前人《识图诗》说:“素丝头绪多,羡君巧安排。青鞵不动尘,缓步交去来;脉脉意欲乱,眷眷首重回。王言正如丝,亦付经纶才。
△纬车
《方言》说:“赵魏之间谓之历鹿车,东齐海岱之间谓之道轨。“今又叫繀车。《通俗文》说:”织纤谓之繀,受纬曰莩。“它的柎上立柱置轮,轮的上近处,用铁条中贯细筒,于是周轮与筒,缭环绳。右手掉轮,则筒随轮转,左手引丝上筒,遂成丝繀,以充织纬。
孙德施《赋》说:”惟工艺之多门,伟英丽乎创形。拟老氏之一毂兮,应天运以回行;秉转屈以成规兮,不辞劳以自倾。故其用同造物,巧参天地;轩辕垂衣,因之以济;衮冕龙旗,用康上帝;勋存王室,惠我皂隶。观其微风兴于轴端,雾雨散于辐;制以灵木,络以奇竹。规朝日以为圆兮,准晕月以造象;若洪轮之在碓兮,似蜘蛛之结网。尔乃才艺妻妾,工巧是嘉,或织锦组,或匠绫罗。舒皓腕于轻轮兮,换拟景乎镜华;丝成妙于指端,清籁幽而相和。象蟋蟀之鸣户兮,类寒蝉之吟家。”
△络车
《方言》说:“河济之间,络谓之给。”《说文》说:车柎为柅。《易·姤》说:“系于金柅。”《通俗文》说:“张丝曰柅。”大概是把脱壬的丝,张在柅上;上面作悬钩,引致绪端,逗在车上。车的形制,必定用细轴穿籰,放在车座两柱之间。人既绳牵轴动,则籰随轴转,丝就上籰。这是北方络丝车。南方人只习惯掉籰取丝,终究不如络车安稳且快。现在应该通用。
诗说:壬丝张柅复相牵,络妇车成用具全。座上通槽连簨臼,轴头引籰逗绳圈;一钩递控防偏度,独缕依循入卧缠。几向华筵曾误认,箜篌人坐理冰弦。
△织机
是织丝的器具。按黄帝元妃西陵氏叫嫘祖,开始劝蚕稼。月大火而浴种,夫人副袆而躬桑。于是献茧称丝,遂成织纴之功,因此广织,以供给郊庙的服装。见《路史》。《傅子》说:“旧机,五十综的五十蹑,六十综的六十蹑。马生,是天下的名巧,忧虑它遗日丧功,就换成十二蹑。”现在红女织缯,只用二蹑,又为简要。凡人的衣被于身的,都是它所自出。

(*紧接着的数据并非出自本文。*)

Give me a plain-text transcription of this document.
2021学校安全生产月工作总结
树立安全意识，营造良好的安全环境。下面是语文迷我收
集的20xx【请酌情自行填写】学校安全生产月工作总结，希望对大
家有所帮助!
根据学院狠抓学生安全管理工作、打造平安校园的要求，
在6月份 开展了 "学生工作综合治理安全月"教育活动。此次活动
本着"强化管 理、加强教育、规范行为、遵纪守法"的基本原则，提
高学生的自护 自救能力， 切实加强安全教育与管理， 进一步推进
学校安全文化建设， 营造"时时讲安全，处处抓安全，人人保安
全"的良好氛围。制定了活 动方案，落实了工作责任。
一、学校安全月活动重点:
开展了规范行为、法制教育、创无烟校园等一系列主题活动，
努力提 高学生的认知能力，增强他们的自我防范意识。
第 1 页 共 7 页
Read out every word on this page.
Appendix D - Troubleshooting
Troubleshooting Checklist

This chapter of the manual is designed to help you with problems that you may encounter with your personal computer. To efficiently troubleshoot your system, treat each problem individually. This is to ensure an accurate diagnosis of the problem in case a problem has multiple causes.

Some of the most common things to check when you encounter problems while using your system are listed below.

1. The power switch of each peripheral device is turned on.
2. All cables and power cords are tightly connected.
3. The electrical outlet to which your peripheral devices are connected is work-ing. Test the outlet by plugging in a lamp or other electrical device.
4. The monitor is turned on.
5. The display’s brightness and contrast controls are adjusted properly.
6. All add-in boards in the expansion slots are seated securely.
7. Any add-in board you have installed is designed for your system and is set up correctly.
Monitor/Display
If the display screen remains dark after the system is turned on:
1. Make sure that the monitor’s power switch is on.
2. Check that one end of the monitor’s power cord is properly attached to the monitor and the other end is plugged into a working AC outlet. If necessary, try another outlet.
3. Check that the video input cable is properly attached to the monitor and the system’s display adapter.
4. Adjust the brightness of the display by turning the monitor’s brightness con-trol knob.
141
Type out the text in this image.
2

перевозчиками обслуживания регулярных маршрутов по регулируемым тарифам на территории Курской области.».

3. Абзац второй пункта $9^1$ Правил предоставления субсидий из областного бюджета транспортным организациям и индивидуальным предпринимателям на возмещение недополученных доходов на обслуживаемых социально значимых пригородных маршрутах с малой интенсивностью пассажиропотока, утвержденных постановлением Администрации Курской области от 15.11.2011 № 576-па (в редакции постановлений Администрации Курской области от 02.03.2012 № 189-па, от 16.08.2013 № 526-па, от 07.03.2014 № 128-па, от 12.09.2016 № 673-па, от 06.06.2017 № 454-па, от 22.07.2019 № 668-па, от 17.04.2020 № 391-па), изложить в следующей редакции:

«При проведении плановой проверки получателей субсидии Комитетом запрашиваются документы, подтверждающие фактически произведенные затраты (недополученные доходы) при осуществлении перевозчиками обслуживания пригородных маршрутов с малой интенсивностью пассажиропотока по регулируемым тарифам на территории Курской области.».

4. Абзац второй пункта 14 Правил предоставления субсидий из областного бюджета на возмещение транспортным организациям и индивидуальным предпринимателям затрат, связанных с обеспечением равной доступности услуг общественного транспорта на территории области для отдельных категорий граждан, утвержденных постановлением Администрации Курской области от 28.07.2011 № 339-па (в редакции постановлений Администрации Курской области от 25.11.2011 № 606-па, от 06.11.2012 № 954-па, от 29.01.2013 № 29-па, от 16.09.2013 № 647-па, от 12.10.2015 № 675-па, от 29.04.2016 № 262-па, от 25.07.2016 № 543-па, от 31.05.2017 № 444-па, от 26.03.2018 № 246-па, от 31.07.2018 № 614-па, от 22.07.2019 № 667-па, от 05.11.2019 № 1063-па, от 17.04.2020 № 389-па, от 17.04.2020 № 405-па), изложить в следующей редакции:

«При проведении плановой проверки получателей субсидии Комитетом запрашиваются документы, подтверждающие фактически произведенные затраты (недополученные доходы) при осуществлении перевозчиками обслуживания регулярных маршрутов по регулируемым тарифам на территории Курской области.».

王逸《赋》说:“织机功用大矣。上自太始,下迄羲皇,帝轩龙跃,伯余是创:俯覃圣恩,仰览三光,悟彼织女,终日七襄,爰制布帛,始垂衣裳。于是取衡山之孤桐,南岳之洪樟。剩复回转,刻象乾形。大庭淡泊,拟则川平。光为日月,盖取昭明;三轴列布,上法台星。两骥齐首,俨若将征。方圆绮错,极妙穷奇。兔耳跧伏,若安若危;猛犬相守,窜身匿蹄。高楼双峙,下临清池;游鱼衔饵,瀺灂其陂。鹿卢并起,织纤俱垂。宛若星图,屈膝推移。
△梭
《通俗文》说:“是织具,所以行纬的莎。”《艺苑》说:“陶侃曾经捕鱼,得到一梭,回来插在壁上。不久,雷雨,梭变成赤龙跃去。”大概梭,得鱼的象,有化龙的意义。
梅圣俞诗说:“给给机上梭,往返如度日;一经复一丝,成寸遂成匹。虚腹锐两端,素手投未毕。陶家挂壁间,雷雨龙飞出。”
△砧杵
是捣练的器具。《东宫旧事》说:“太子纳妃,有石砧一枚,又捣。衣杵十。”《荆州记》说:“秭归县有屈原宅,女媭庙捣衣石犹存。”大概古代的女子,对立各执一杵,上下捣练于砧,其丁东的声音,互相应答。现在改为卧杵,对坐捣它,又方便且快,容易成帛。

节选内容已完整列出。